Por fim, a licença para matar, ainda que desperte os brios dos policiais, que são colocados como heróis e salvadores da pátria, termina contribuindo para a vitimização e morbidade física e mental deles mesmos, que veem reiteradamente seus direitos profissionais e humanos desrespeitados. Afinal, a figura do herói é a de um ser humano que não é comum, que precisa ter as condições de trabalho operacional e tático respeitadas. O herói pode trabalhar sem o equipamento adequado de proteção. O herói é forjado na ação e no campo de batalha. O herói não tem direito a dispensa médica, mesmo quando com transtornos emocionais graves atestado por médicos.

Nesta situação, o policial brasileiro opera sem as condições mínimas de segurança própria, exorbita no uso da força e termina sendo ele mesmo a principal vítima, ao ter uma maior prevalência de vitimização fatal; ao desenvolver graves problemas de morbidade mental/emocional; e, no desespero, encontrar no suicídio uma saída. O que, quase sempre, é um tema tabu, acaba sendo uma questão de saúde pública e que tem ligação direta com as condições de vida e trabalho destes profissionais. Não é um fenômeno individual apenas.
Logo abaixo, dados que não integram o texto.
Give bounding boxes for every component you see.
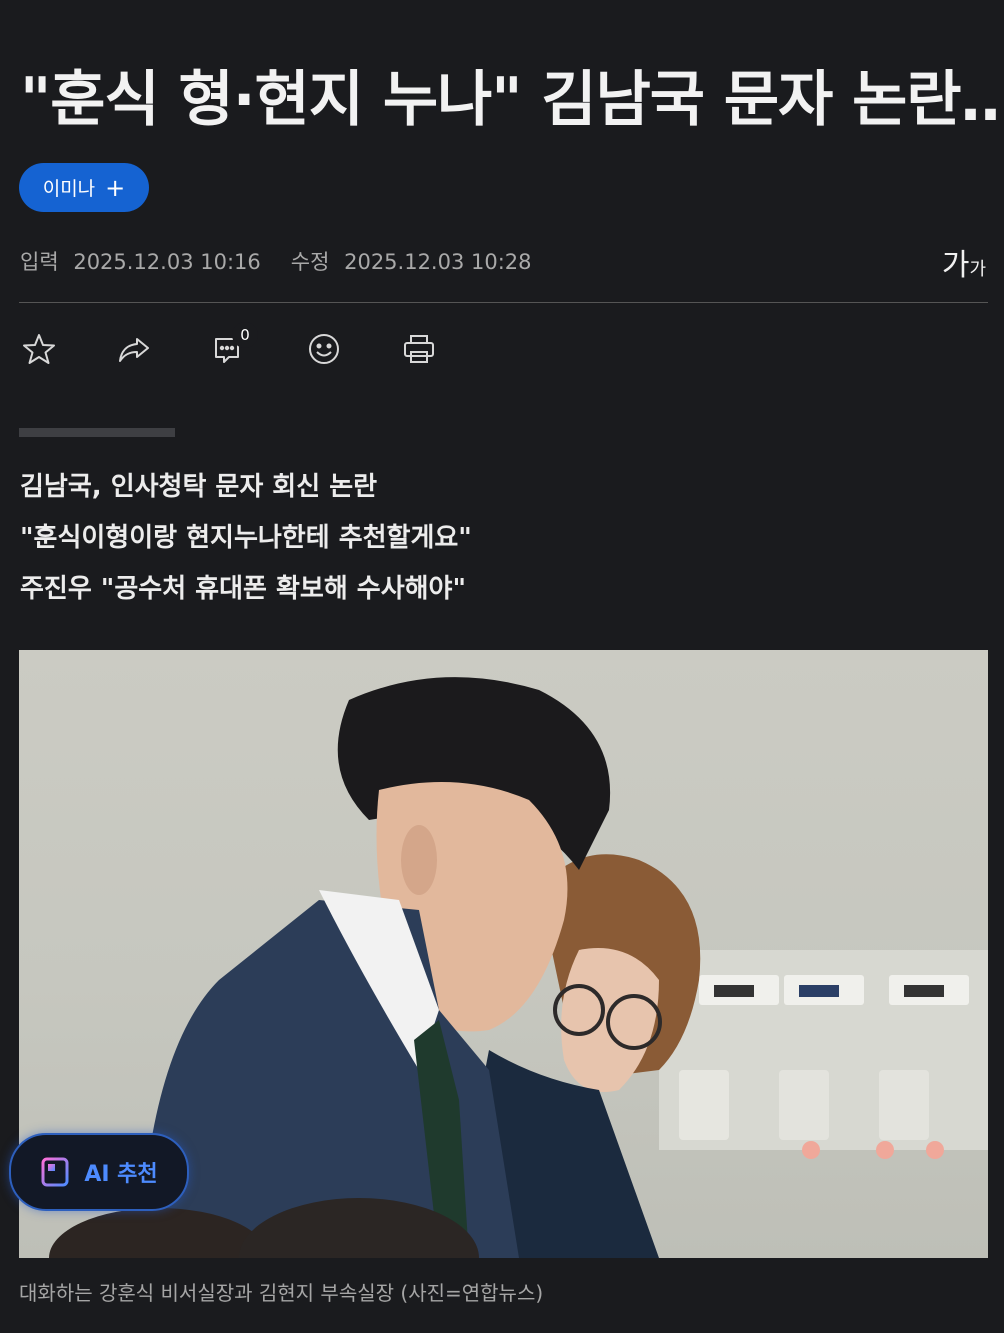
article-toolbar: 0: [20, 322, 438, 372]
summary-line: "훈식이형이랑 현지누나한테 추천할게요": [20, 523, 472, 553]
summary-accent-bar: [19, 428, 175, 437]
author-name: 이미나: [42, 178, 96, 200]
article-summary: 김남국, 인사청탁 문자 회신 논란 "훈식이형이랑 현지누나한테 추천할게요"…: [20, 464, 472, 617]
summary-line: 김남국, 인사청탁 문자 회신 논란: [20, 472, 378, 502]
modified-timestamp: 수정 2025.12.03 10:28: [291, 246, 532, 276]
print-icon: [404, 335, 434, 363]
input-time: 2025.12.03 10:16: [73, 250, 261, 274]
plus-icon: +: [105, 173, 126, 202]
modified-label: 수정: [290, 250, 330, 274]
summary-line: 주진우 "공수처 휴대폰 확보해 수사해야": [20, 574, 467, 604]
ai-recommend-label: AI 추천: [84, 1162, 158, 1187]
comment-count-badge: 0: [232, 322, 258, 348]
document-icon: [41, 1157, 69, 1187]
photo-caption: 대화하는 강훈식 비서실장과 김현지 부속실장 (사진=연합뉴스): [19, 1281, 544, 1305]
input-label: 입력: [20, 250, 59, 274]
modified-time: 2025.12.03 10:28: [344, 250, 532, 274]
star-icon: [23, 334, 55, 364]
article-headline: "훈식 형·현지 누나" 김남국 문자 논란…: [20, 65, 1004, 136]
comment-button[interactable]: 0: [210, 322, 258, 372]
input-timestamp: 입력 2025.12.03 10:16: [20, 246, 261, 276]
reaction-button[interactable]: [305, 326, 343, 372]
author-follow-button[interactable]: 이미나 +: [19, 163, 149, 212]
font-size-small-glyph: 가: [969, 259, 986, 280]
print-button[interactable]: [400, 326, 438, 372]
font-size-button[interactable]: 가가: [942, 240, 986, 284]
bookmark-button[interactable]: [20, 326, 58, 372]
font-size-large-glyph: 가: [941, 248, 970, 283]
article-timestamps: 입력 2025.12.03 10:16 수정 2025.12.03 10:28: [20, 246, 532, 276]
emoji-icon: [309, 334, 339, 364]
ai-recommend-button[interactable]: AI 추천: [9, 1133, 189, 1211]
share-icon: [119, 338, 149, 362]
share-button[interactable]: [115, 326, 153, 372]
divider: [19, 302, 988, 303]
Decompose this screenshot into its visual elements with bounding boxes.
De fato, a prevalência de suicídios entre policiais no Brasil é cerca de três vezes maior do que na população em geral, ao contrário do que ocorre nos EUA, onde para cada civil que se mata, na média 0,9 policial comete suicídio. Enquanto que nos EUA, a taxa de suicídio entre policiais é de 12,0 suicídios por 100 mil policiais e a da população é de 13,3 para cada 100 mil habitantes (relação de 0,09 entre as duas), no Brasil, estas taxas são, respectivamente de 15,3 e 5,5 (relação de 2,8 entre as duas).

Agora, se compararmos as taxas de letalidade policial dos dois países, verifica-se que o policial brasileiro mata cerca de 7 vezes mais do que o norte-americano (que já é um país extremamente violento para o padrão dos países desenvolvidos). Porém, o policial brasileiro é assassinado numa taxa 19 vezes maior do que aqueles. Um policial que atua sem as condições de autoproteção adequada é portanto um policial que mata mais, que adoece mais e que não tem condições de garantir nem a sua segurança e de sua família, quanto mais a da sociedade.

Valorizar o policial passa, portanto, por dar fim a este quadro gravíssimo de retroalimentação da violência. No entanto, os mercadores do medo continuam em suas retóricas irresponsáveis na sanha por votos, sem se importar com a vidas das pessoas e do policial, que precisam ser preservadas.